You’ve probably heard about XKCD, a popular web comic on physics, math, computer science and science in general, and lots of other subjects. Over the years, author Randall Munroe released some pretty awesome pieces such as this, this or this. Wouldn’t it be great if new comics from XKCD automatically appeared in our inbox?

Breaking It Down

We want to send ourselves every new XKCD comic as an email. We want to do this with a Bash script triggered by cron.

For this, we need to get the latest comic data. Also we need to keep track of what we’ve sent, so we don’t send the same thing again and again. After deciding there’s a new comic that we haven’t sent to our email address, we’ll send it.

Upon a little research on the website, I realized that XKCD serves a JSON endpoint here, which includes the latest comic, it’s number, the image url, alt text; basically everything we need.

{
    "month": "10",
    "num": 1749,
    "link": "",
    "year": "2016",
    "news": "",
    "safe_title": "Mushrooms",
    "transcript": "",
    "alt": "Evolutionarily speaking, mushrooms are technically a type of ghost.",
    "img": "http:\/\/imgs.xkcd.com\/comics\/mushrooms.png",
    "title": "Mushrooms",
    "day": "21"
}

We can use the num field, which is like an ID, to store what we sent the last time and realize if there is a new comic released.

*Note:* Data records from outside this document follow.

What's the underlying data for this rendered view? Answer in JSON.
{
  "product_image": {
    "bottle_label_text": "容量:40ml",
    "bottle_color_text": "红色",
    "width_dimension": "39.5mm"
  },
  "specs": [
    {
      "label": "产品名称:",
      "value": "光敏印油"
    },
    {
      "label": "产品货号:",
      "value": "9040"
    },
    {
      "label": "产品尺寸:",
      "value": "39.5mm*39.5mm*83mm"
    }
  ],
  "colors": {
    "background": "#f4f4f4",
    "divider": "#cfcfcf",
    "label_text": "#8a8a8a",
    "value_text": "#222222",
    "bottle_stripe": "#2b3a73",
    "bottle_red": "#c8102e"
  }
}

If we break it down to independent Bash tasks, these are the seven tasks we need to be able to accomplish to finish this project, using Bash.

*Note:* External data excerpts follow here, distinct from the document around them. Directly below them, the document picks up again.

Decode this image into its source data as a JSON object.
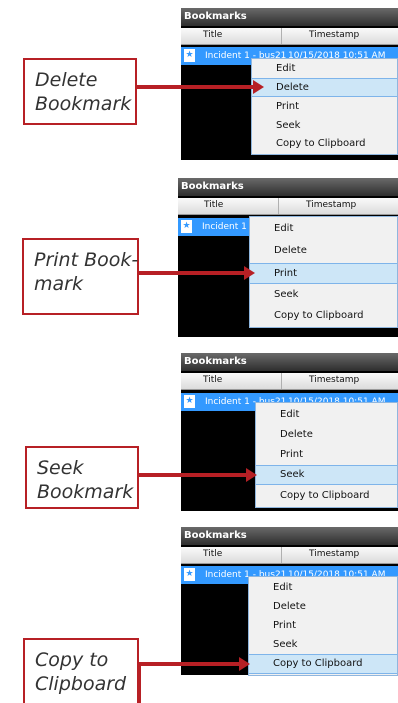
{
  "panel_title": "Bookmarks",
  "columns": {
    "title": "Title",
    "timestamp": "Timestamp"
  },
  "row": {
    "title": "Incident 1 - bus21",
    "timestamp": "10/15/2018 10:51 AM"
  },
  "menu_items": [
    "Edit",
    "Delete",
    "Print",
    "Seek",
    "Copy to Clipboard"
  ],
  "steps": [
    {
      "caption": [
        "Delete",
        "Bookmark"
      ],
      "selected": "Delete"
    },
    {
      "caption": [
        "Print Book-",
        "mark"
      ],
      "selected": "Print"
    },
    {
      "caption": [
        "Seek",
        "Bookmark"
      ],
      "selected": "Seek"
    },
    {
      "caption": [
        "Copy to",
        "Clipboard"
      ],
      "selected": "Copy to Clipboard"
    }
  ],
  "colors": {
    "accent": "#b72025",
    "selection": "#3399ff",
    "menu_highlight": "#cde6f7"
  },
  "icons": {
    "bookmark": "bookmark-star-icon"
  }
}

  1. Check if a file exists.
  2. Read from a file and put it into a variable.
  3. Download a file from a remote source and read it into a variable.
  4. Parse JSON data and extract a specific value by its key.
  5. Compare two values.
  6. Create a string from multiple variables (string concatenation).
  7. Send an email with HTML content.

I’ll assume you’re familiar with Unix concepts like piping, redirecting and appending.

Check If a File Exists

In Bash, this is a basic if structure:

if [ $someVar = $anotherVar ]; then
    # do something
else
    # do something else
fi

We could also use two equals like in ‘regular’ languages. To do assignment = should be used without spaces, like this: pi=3. Spaces are extra important in Bash.

We’ll use -f expression from the many expressions that test accepts, to see if our log file exists. This square-brackets syntax ([ -f fileName ]) is equal to test -f fileName, because, basically, [ is a synonym for test which takes] as last parameter. To see all expressions available, run man test.

lastSent=0
if [ -f ./xkcd-last-sent.log ]; then
    #read it into lastSent
fi

Reading From a Text File

Since basically everything is a file in Unix, there are lots of tools to work with files. Our log file will only contain one line and no spaces, so to read this file content into a variable, we can just do this:

varName=`cat fileName`

lastSent=`cat ./xkcd-last-sent.log`

Getting JSON From a Remote Host

In Unix-like systems, the most common way to download a file from a remote host is to use wget or curl. While curl is a very sophisticated network program, wget is basically a downloader. We can use either, but let’s go with wget:

jsonStr=$(wget -qO- https://xkcd.com/info.0.json)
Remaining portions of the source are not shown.